I woke up very late, nearly lunchtime, to find my mom rushing out the door and a leftover zhong zhi waiting for me. Zhong zhi are triangular bundles of glutinous sticky rice filled with all sorts of ingredients, wrapped in giant bamboo leaves and then steamed. They are the perfect quick meal, because you can buy them frozen and zap them in the microwave. In Taiwan, they can be bought from street vendors, piping hot and ready to eat. There are many variations - in Hong Kong they are filled with salted egg yolks; Shanghainese-style ones are filled with red-braised pork belly, and the rice has been seasoned with soy sauce; Taiwanese-style ones have peanuts. There are sweet ones filled with red bean paste and lotus seeds, but my favorite ones are filled with pork belly. This one has pork belly and peanuts; speckles of black rice are mixed in amongst the usual sticky rice, giving it a more interesting texture and flavor than the plain kind. Because glutinous rice is so filling, one zhong zhi is enough for a simple meal. It is one of those childhood dishes, comforting as a warm blanket on a cold morning.

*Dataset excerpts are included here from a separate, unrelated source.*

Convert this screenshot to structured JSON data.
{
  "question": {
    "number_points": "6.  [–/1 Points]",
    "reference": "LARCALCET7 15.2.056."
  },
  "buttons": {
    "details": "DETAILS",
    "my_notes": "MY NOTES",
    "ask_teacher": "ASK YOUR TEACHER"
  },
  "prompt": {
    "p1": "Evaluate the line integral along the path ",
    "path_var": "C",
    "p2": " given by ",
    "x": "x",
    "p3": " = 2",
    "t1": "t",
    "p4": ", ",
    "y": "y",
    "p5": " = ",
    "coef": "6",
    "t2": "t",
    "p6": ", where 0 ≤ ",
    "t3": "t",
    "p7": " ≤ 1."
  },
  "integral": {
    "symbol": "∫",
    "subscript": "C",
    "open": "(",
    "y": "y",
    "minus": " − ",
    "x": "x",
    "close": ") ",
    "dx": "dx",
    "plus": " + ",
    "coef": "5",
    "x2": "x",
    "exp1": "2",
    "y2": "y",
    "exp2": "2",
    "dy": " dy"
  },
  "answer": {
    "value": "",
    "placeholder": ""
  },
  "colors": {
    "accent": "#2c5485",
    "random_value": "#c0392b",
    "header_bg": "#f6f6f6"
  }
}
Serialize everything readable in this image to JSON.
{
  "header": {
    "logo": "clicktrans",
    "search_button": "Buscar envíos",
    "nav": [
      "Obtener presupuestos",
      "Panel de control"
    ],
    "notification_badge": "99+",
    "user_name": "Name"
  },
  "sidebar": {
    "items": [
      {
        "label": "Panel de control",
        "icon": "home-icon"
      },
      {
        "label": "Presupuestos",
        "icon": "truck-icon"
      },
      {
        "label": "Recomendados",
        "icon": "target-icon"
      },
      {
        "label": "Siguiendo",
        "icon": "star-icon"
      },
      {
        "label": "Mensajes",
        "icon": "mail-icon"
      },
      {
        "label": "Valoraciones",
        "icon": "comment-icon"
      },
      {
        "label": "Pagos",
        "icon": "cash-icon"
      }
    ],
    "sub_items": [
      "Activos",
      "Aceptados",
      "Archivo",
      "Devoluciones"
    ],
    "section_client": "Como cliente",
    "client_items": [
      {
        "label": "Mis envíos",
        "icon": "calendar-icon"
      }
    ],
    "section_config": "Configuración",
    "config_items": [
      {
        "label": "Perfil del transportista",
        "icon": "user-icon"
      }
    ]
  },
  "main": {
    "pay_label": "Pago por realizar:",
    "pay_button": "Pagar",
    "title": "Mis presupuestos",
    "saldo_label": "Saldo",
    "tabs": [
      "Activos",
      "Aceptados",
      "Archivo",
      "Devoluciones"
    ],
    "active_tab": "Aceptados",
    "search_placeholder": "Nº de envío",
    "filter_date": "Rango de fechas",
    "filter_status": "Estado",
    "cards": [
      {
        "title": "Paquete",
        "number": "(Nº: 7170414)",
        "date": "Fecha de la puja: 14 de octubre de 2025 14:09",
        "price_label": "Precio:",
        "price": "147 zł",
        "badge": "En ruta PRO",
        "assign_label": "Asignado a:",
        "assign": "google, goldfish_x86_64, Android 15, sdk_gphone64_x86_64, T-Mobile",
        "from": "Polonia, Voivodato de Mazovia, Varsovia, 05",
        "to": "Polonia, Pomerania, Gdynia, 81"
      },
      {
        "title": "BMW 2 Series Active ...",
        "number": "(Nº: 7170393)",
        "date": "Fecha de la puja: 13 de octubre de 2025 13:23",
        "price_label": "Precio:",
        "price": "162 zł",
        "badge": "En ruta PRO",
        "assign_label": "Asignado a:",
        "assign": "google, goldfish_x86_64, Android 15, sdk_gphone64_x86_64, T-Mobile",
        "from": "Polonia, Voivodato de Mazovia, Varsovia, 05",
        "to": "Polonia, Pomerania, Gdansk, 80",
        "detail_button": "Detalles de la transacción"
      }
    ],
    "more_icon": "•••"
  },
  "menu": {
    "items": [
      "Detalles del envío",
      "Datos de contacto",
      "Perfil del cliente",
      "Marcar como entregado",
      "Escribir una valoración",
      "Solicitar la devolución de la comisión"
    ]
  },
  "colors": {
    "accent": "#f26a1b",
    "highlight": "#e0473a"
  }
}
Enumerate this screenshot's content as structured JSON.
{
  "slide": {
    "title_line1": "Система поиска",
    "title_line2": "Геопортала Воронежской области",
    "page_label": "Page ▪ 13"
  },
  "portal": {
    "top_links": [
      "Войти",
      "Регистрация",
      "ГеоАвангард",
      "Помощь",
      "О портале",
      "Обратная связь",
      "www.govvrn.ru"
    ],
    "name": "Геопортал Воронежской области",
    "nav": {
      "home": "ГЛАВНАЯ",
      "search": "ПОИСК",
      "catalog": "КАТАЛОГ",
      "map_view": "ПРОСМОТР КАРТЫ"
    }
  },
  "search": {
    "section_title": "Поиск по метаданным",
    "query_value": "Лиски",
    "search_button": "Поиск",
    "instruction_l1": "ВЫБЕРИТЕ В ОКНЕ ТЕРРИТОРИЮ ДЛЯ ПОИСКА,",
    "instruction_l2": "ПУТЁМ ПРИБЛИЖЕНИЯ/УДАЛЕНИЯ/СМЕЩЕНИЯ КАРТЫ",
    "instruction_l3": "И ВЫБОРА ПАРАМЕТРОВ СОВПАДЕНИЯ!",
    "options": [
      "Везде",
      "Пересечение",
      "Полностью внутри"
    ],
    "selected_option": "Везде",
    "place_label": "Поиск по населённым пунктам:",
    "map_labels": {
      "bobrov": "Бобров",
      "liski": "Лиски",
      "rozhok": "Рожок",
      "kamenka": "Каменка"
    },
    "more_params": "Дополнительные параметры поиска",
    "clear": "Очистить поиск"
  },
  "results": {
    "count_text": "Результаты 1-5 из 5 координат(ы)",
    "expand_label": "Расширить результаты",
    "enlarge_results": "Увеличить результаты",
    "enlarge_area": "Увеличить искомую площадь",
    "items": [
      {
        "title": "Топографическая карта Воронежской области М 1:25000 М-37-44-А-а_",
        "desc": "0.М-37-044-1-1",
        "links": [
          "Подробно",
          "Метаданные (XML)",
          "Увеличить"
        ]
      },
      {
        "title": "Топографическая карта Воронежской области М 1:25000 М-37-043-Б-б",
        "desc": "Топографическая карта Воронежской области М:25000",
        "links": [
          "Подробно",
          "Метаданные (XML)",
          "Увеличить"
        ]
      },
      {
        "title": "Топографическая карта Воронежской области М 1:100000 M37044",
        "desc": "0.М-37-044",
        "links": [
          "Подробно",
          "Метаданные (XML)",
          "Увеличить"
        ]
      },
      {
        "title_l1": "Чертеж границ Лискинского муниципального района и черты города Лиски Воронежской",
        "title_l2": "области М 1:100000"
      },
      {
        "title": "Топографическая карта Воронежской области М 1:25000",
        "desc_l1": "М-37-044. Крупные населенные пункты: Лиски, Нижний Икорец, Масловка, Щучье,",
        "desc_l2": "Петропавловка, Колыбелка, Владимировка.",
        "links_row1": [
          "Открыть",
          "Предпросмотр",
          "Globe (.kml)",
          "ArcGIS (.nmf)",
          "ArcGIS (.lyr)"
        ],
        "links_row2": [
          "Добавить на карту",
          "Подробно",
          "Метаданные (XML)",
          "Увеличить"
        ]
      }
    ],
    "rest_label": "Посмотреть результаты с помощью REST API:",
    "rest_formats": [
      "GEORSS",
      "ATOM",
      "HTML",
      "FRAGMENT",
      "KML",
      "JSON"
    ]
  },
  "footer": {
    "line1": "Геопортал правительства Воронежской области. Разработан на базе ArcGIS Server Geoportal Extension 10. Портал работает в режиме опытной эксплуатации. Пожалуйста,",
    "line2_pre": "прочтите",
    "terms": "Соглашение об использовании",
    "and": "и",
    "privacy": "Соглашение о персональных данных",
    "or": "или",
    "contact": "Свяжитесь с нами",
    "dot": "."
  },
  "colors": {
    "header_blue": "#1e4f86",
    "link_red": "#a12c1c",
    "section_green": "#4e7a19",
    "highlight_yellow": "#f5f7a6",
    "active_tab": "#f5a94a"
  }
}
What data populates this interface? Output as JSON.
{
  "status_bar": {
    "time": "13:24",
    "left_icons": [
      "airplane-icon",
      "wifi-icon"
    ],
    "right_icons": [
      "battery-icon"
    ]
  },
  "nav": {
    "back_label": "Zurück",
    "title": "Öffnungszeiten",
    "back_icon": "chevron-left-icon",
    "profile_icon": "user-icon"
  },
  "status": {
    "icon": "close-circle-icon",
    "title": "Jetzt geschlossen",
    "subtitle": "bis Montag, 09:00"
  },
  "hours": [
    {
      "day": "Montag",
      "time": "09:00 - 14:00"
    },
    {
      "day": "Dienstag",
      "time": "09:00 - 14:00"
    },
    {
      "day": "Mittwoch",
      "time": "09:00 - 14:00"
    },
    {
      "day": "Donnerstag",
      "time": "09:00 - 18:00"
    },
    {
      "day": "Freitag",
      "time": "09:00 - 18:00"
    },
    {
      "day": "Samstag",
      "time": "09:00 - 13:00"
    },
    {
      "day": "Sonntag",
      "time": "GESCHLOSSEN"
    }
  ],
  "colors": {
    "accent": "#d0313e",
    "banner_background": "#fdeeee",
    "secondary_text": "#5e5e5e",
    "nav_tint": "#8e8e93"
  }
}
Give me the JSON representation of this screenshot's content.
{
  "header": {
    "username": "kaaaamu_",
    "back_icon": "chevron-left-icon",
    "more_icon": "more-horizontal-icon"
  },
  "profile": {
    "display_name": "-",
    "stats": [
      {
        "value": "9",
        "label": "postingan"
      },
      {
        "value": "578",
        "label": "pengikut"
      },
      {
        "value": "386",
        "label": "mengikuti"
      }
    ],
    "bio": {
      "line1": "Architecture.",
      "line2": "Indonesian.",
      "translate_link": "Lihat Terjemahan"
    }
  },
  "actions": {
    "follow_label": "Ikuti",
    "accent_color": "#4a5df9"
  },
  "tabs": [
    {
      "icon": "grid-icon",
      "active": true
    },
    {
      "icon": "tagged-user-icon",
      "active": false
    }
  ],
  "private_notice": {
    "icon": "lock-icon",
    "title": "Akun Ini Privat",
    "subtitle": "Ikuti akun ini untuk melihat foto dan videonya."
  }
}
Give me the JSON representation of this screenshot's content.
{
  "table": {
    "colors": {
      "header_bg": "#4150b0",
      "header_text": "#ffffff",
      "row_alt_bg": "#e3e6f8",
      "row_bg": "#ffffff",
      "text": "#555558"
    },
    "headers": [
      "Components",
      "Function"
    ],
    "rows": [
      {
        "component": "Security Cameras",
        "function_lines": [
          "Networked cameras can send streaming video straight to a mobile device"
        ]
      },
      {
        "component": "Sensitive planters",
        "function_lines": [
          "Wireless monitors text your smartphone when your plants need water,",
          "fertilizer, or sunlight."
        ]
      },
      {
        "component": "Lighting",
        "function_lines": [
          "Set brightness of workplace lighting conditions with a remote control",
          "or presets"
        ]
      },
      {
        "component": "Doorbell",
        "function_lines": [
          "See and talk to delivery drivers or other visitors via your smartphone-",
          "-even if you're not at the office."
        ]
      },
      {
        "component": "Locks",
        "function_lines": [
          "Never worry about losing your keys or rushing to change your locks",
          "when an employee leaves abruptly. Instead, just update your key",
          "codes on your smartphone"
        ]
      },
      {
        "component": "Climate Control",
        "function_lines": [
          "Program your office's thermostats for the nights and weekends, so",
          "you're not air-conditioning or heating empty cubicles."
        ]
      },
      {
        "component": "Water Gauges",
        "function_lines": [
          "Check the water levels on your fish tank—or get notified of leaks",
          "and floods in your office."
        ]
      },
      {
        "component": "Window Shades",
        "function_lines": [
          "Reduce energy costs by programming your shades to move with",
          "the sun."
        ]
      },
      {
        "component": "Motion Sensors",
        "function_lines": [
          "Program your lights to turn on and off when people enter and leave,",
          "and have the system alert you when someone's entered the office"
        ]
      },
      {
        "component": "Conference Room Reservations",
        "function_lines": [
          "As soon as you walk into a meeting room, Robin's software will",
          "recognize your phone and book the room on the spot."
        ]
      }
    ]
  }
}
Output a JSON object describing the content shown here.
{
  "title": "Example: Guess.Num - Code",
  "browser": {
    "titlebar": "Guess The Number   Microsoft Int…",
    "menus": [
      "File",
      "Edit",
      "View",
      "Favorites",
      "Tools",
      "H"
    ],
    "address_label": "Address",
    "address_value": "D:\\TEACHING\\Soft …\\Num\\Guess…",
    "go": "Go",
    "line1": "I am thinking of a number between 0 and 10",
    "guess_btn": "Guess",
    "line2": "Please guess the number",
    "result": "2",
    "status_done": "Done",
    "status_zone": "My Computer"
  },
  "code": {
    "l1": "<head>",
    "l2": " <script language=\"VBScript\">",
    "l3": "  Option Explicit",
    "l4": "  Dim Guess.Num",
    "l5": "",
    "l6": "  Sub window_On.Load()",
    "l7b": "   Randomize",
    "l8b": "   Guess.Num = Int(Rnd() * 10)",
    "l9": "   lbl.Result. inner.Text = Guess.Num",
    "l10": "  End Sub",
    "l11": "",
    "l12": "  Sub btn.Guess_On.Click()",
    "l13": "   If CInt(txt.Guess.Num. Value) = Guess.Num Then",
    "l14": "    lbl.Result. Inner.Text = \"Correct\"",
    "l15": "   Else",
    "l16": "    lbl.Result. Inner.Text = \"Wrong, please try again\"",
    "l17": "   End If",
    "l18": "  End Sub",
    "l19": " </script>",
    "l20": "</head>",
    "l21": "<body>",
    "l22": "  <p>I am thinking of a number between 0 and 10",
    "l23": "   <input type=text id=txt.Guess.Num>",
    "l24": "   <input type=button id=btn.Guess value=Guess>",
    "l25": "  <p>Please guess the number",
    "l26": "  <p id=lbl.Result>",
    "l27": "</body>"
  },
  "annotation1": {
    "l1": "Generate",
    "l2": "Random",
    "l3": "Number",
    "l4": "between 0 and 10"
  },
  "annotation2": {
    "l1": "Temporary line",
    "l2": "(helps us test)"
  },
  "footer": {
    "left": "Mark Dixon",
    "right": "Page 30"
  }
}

The next morning brings another childhood memory with it, a breakfast of fried crullers sandwiched between two layers of sesame-encrusted biscuit, with a styrofoam container of hot fresh soy milk on the side. When I was a child I would drink my hot soy milk sweetened; now I drink it savory. It is spiked with pickled radishes and finely sliced scallions, and slightly curdled, salty and almost sharp from the pickles. The crullers are long sticks of fried dough, crisp and golden outside, airy inside. You can eat them as is, or wrap them in sesame biscuits, flaky rectangles of dough sprinkled liberally with white sesame seeds (they make wonderful sandwiches when stuffed with slices of cold beef). They are a standard breakfast, these biscuit-wrapped fried crullers and hot soy milk, as common as pancakes and bacon on a weekend morning, found anywhere from roadside stands with their low tables and stools to hotel restaurants.

For dinner, we have jiao zhi, boiled dumplings filled with pork and cabbage. (At least I think it is pork and vegetables, given that I can't read the package). They are the ultimate fast dinner, easy to keep on hand in the freezer, easy to boil up in a moment, served with a dipping sauce of soy sauce and a slosh of sesame oil. (You could add minced garlic, hot sauce, dark Chinkiang vinegar, or finely sliced scallions, but we have none of these on hand). I have made these by the dozens in our kitchen (instructed by an old friend of my parents who is from Beijing); I have eaten them on street corners, purchased for $3NT each, ten dumplings making a fine dinner for what was then about $1. Now they cost $5NT each, only the slightest increase over a decade. A simple dinner, the night before we leave for Laos; the fridge is cleared of leftovers, our suitcases are packed. And it's time for our vacation to begin.